別れ際、船着き場で涙を流し、自分の手を強く握り締めた、大おばの手は皺だらけで温かかった。
「サイファ様、あまり前線に立たれては……!」
マイメイは血渋きを浴び、敵を切っていくサイファを引き留めていた。
「もう、あらかた、勝敗はついています。
後は、下の者に任せて退いて下さいませ」
ドロイトが友好を結んでる街での反逆者どもの討伐。
クレアを屋敷に置いてから、アルザスは我が兵のようにリドル家の戦力を使用していた。
サイファがそれを心よく思わぬ事は確かだったが、それでも呼ばれるまま、アルザスの屋敷に出向いていたのは、クレアを一目でも確認したいからに違いなかった。

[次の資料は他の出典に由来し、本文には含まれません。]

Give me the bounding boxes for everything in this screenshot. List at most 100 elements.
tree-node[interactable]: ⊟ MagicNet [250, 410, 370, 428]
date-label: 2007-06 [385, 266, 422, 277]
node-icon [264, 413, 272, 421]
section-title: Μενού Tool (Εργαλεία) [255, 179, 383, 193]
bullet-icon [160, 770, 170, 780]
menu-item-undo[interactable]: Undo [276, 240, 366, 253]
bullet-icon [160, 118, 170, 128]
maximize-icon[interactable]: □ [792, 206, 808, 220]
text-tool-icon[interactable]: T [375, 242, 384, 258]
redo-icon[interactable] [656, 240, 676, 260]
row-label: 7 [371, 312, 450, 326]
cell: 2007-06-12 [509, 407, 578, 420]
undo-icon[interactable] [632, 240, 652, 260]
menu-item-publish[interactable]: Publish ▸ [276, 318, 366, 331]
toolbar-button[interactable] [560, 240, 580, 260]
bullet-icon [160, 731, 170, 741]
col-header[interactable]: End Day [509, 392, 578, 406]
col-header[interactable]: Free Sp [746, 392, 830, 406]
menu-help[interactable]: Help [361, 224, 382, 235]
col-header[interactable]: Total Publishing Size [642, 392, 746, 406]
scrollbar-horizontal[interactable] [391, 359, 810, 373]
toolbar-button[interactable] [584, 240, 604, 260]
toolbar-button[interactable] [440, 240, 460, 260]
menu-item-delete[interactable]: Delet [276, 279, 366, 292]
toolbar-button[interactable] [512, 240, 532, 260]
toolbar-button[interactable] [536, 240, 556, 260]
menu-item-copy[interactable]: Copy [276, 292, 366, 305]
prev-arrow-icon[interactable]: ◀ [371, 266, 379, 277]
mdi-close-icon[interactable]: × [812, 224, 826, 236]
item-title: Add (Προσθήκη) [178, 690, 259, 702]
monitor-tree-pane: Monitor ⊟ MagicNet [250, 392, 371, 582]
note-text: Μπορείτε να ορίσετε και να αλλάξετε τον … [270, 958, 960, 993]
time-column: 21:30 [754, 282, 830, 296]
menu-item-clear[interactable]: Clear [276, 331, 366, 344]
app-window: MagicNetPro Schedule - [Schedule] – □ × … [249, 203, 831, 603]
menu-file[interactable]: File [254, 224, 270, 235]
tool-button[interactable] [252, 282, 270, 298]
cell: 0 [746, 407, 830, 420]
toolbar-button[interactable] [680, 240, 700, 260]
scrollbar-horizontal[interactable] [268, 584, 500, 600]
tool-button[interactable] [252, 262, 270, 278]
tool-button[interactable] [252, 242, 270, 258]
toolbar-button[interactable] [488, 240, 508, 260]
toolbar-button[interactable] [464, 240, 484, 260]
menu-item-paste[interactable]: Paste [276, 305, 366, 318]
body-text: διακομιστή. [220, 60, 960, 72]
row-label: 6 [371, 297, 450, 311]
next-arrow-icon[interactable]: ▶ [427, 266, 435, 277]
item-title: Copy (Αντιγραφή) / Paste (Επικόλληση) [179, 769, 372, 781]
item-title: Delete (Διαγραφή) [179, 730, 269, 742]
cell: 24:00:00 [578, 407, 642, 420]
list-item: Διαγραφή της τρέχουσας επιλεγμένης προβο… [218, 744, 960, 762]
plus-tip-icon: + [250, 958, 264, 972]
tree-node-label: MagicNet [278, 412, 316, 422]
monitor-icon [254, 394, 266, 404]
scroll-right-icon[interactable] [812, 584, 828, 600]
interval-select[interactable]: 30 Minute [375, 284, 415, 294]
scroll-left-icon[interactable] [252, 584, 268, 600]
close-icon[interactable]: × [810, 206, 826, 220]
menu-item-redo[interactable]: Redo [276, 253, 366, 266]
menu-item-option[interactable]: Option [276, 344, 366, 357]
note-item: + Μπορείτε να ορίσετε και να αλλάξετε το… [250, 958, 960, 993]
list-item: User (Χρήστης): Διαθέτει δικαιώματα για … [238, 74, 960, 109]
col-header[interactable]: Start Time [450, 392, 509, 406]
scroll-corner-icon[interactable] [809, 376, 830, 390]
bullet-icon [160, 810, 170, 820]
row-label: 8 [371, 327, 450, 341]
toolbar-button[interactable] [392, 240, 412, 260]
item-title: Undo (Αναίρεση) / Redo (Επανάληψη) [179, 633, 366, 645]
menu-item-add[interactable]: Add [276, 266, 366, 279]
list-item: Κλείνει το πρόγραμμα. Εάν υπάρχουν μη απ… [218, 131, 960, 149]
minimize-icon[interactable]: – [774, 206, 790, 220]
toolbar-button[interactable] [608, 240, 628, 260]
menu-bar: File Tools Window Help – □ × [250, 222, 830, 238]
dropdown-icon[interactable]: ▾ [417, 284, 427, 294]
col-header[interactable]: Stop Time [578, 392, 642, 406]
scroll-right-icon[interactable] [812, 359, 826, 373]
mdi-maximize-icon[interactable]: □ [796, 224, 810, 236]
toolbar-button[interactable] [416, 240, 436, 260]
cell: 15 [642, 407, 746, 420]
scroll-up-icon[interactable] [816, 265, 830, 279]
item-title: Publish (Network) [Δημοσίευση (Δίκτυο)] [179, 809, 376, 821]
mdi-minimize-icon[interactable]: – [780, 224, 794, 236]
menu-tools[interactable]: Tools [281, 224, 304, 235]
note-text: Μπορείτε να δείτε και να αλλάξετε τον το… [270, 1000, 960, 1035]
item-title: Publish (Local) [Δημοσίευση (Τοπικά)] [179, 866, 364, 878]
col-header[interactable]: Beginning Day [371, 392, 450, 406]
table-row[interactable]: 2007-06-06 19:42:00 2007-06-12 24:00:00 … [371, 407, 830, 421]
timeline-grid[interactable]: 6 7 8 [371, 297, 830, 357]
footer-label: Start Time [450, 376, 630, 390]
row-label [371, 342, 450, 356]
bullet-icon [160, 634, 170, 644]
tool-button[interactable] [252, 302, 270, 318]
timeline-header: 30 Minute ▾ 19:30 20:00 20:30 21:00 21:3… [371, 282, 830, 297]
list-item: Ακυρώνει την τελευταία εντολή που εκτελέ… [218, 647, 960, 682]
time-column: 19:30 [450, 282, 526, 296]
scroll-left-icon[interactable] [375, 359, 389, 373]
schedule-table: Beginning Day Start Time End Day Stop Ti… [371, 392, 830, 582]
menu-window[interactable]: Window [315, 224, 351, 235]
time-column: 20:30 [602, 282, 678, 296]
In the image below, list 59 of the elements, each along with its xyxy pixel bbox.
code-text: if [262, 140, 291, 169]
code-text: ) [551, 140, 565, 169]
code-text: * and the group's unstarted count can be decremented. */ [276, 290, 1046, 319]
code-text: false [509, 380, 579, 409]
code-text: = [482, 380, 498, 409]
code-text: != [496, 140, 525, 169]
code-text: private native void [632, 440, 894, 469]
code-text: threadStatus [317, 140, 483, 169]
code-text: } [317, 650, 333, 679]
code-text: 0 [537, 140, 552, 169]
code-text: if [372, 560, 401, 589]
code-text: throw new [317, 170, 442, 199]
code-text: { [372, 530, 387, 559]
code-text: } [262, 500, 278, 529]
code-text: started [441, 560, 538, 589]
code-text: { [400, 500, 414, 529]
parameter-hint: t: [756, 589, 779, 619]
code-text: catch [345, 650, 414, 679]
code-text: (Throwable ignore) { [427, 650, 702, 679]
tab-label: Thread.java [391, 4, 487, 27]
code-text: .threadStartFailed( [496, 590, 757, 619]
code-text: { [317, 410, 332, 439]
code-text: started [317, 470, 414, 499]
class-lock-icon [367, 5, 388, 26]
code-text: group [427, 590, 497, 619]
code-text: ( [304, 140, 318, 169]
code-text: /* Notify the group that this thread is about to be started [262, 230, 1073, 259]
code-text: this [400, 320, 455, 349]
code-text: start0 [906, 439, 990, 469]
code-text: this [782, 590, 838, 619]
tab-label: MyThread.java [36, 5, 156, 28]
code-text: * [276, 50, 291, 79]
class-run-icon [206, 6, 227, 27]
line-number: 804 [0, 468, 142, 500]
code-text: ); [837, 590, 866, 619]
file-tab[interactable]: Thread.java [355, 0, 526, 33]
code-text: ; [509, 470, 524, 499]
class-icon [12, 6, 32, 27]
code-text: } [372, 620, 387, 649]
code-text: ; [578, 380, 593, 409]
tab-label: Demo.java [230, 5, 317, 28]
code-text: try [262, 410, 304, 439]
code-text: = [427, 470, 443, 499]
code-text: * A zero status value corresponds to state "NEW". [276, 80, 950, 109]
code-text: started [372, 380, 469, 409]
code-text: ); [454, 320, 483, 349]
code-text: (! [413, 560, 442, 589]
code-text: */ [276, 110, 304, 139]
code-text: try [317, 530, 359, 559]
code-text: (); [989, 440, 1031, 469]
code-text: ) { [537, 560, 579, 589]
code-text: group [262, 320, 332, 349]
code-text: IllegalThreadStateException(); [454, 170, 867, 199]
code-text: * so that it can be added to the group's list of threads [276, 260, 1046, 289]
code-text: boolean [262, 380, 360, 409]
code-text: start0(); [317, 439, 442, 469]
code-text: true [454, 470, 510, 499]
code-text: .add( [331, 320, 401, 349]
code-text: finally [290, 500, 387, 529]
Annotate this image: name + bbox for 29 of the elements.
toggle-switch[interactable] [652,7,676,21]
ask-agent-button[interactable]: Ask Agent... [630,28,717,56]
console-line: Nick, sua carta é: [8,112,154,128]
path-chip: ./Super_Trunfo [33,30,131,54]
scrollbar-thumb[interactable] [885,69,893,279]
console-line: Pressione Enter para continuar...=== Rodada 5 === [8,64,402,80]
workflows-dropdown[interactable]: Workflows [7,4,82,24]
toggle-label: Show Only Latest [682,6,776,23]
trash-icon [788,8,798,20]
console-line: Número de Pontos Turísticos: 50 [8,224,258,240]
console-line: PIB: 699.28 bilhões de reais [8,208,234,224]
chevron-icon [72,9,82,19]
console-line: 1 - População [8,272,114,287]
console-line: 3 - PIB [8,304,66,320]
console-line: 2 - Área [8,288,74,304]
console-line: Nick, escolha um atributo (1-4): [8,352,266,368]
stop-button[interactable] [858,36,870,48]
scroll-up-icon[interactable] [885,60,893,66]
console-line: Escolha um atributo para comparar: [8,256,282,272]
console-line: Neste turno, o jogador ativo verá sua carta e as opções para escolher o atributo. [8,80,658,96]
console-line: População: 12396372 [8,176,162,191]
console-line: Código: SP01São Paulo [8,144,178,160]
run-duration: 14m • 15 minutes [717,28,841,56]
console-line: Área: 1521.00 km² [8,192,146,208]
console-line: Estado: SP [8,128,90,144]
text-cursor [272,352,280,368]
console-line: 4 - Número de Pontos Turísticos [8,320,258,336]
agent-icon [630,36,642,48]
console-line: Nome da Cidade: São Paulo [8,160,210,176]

命を受け、アルザスの兵と共に派遣された戦地では、まるで鬱憤を晴らすかのように、主、自ら前線に出ては敵を切り捨てていった。
マイメイは、何かを忘れるように剣を振り、血に笑うサイファをしばらくはやりたいようにさせておくが、度を越え、周りの兵が引く程、敵を残忍に切り刻むサイファを最後には止める。
最近はその繰り返しだった。
「クレア様さえ、戻ってくだされば……」
屋敷の者からは密やかにそんな声が囁かれていたが、
(果たしてクレア様が戻れば全てが上手くいくのだろうか?)
マイメイは最近、大おばの言葉をよく思い出す。